Dahlgren no sabía con qué se iba a encontrar; alumbró con la linterna el interior de la bodega mientras unas siluetas se movían hacia la escotilla. Se sorprendió al ver a cuarenta y seis hombres esqueléticos y muertos de frío que lo miraban como su salvador. Bojorquez, el que estaba más cerca de la escotilla, aún sujetaba el martillo.
—No sé quién es usted, pero desde luego me alegra mucho verlo —dijo el sargento con una amplia sonrisa.
—Jack Dahlgren, del barco de investigación científica de la NUMA, Narwhal. ¿Qué os parece, muchachos, si os dais prisa en salir?
Los cautivos se apresuraron a pasar por la escotilla y se tambalearon en la cubierta inclinada. Dahlgren no disimuló su desconcierto al ver que varios de los hombres llevaban prendas militares, con insignias estadounidenses en los hombros. Roman y Murdock fueron los dos últimos en salir y se acercaron a Dahlgren con una expresión de alivio en sus rostros.
—Soy Murdock del Polar Dawn. El es el capitán Roman que intentó rescatarnos en Kugluktuk. ¿Su barco está por aquí cerca?
El asombro de Dahlgren al comprender que había encontrado a los estadounidenses prisioneros quedó atemperado por la noticia que debía darles.
—Su remolcador chocó contra nuestro barco y lo hundió —dijo en voz baja.
—Entonces ¿cómo ha llegado aquí? —preguntó Roman.

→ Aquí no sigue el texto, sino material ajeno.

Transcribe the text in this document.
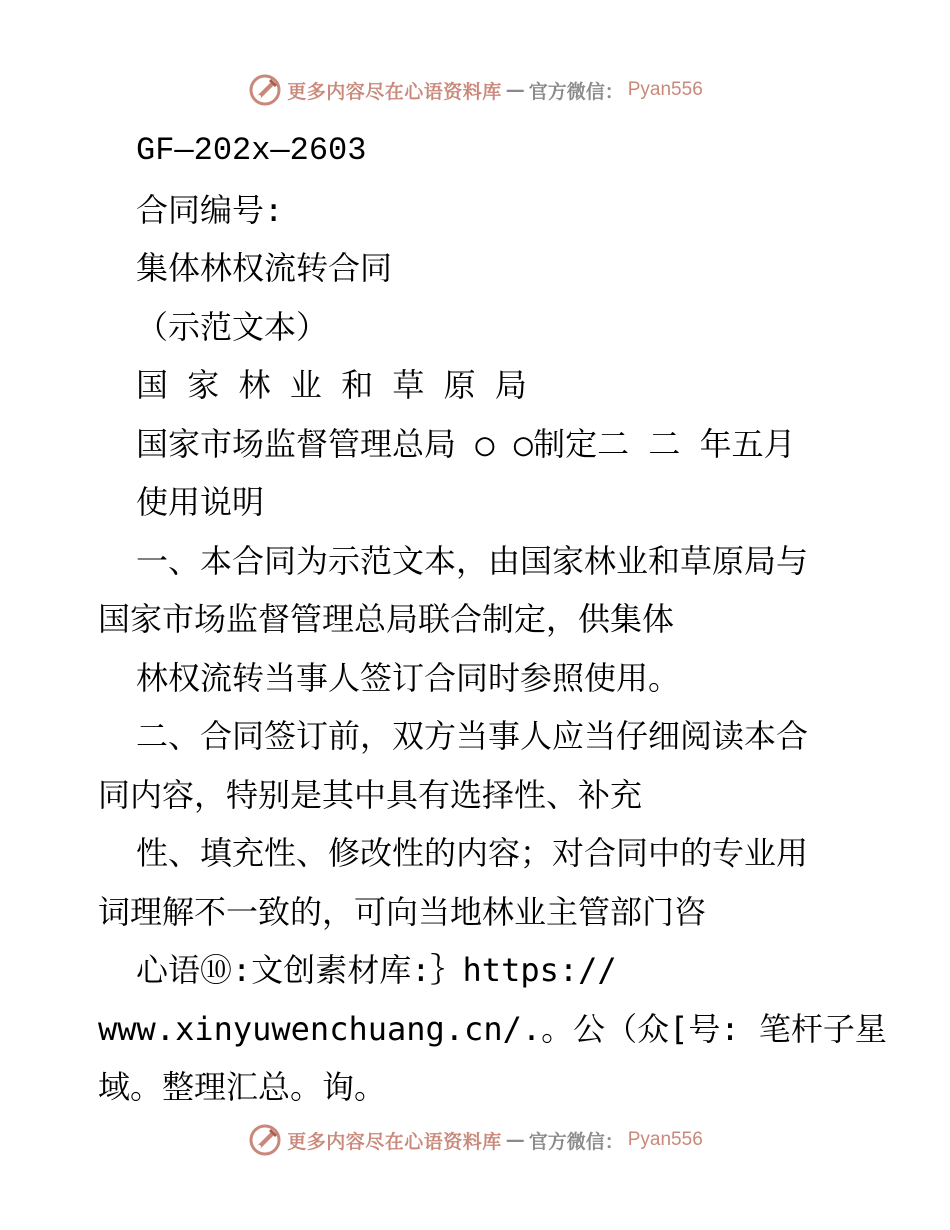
更多内容尽在心语资料库 — 官方微信： Pyan556
GF—202x—2603
合同编号:
集体林权流转合同
（示范文本）
国 家 林 业 和 草 原 局
国家市场监督管理总局 ○ ○制定二 二 年五月
使用说明
一、本合同为示范文本，由国家林业和草原局与
国家市场监督管理总局联合制定，供集体
林权流转当事人签订合同时参照使用。
二、合同签订前，双方当事人应当仔细阅读本合
同内容，特别是其中具有选择性、补充
性、填充性、修改性的内容；对合同中的专业用
词理解不一致的，可向当地林业主管部门咨
心语⑩:文创素材库:｝https://
www.xinyuwenchuang.cn/.。公（众[号: 笔杆子星
域。整理汇总。询。
更多内容尽在心语资料库 — 官方微信： Pyan556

Dahlgren señaló la motora, que permanecía inmóvil a unos pocos metros de la barcaza.
—Escapamos por los pelos. Oímos los golpes en la escotilla y creímos que era uno de nuestros sumergibles.
Miró a los hombres vencidos que le rodeaban e intentó hacerse cargo de su sufrimiento. Su fuga de la muerte solo era momentánea, y ahora se sentía como su verdugo. Se volvió hacia Roman y Murdock, con una expresión de desconsuelo.
—Lamento tener que decirlo, pero no tenemos espacio para llevar ni a un solo hombre más.